No Texting in School ZoneMotorist Tips
All drivers need to recognize the special safety needs of pedestrians, especially those that are children. Young, elderly, disabled, and intoxicated pedestrians are the most frequent victims in auto-pedestrian collisions. Generally, pedestrians have the right of way at all intersections; however, regardless of the rules of the road or right of way, you as a driver are obligated to exercise great care and extreme caution to avoid striking pedestrians.

Drivers should not block the crosswalk when stopped at a red light or waiting to make a turn. Do not stop with a portion of your vehicle over the crosswalk. Blocking the crosswalk forces pedestrians to go around your vehicle and puts them in a dangerous situation. In a school zone when a warning flasher or flashers are blinking, you must stop to yield the right of way to a pedestrian crossing the roadway within a marked crosswalk or at an intersection with no marked crosswalk.

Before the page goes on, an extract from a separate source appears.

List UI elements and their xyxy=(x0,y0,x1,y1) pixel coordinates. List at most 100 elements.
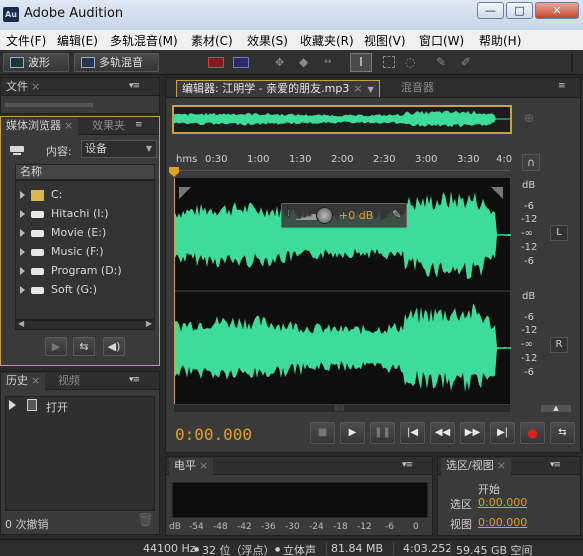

Always stop when directed to do so by a school patrol sign, school patrol officer, or designated crossing guard. Children are the least predictable pedestrians and the most difficult to see. Take extra care to look out for children not only in school zones, but also in residential areas, playgrounds, and parks. Don’t honk your horn, rev your engine or do anything to rush or scare a pedestrian in front of your car, even if you have the legal right of way.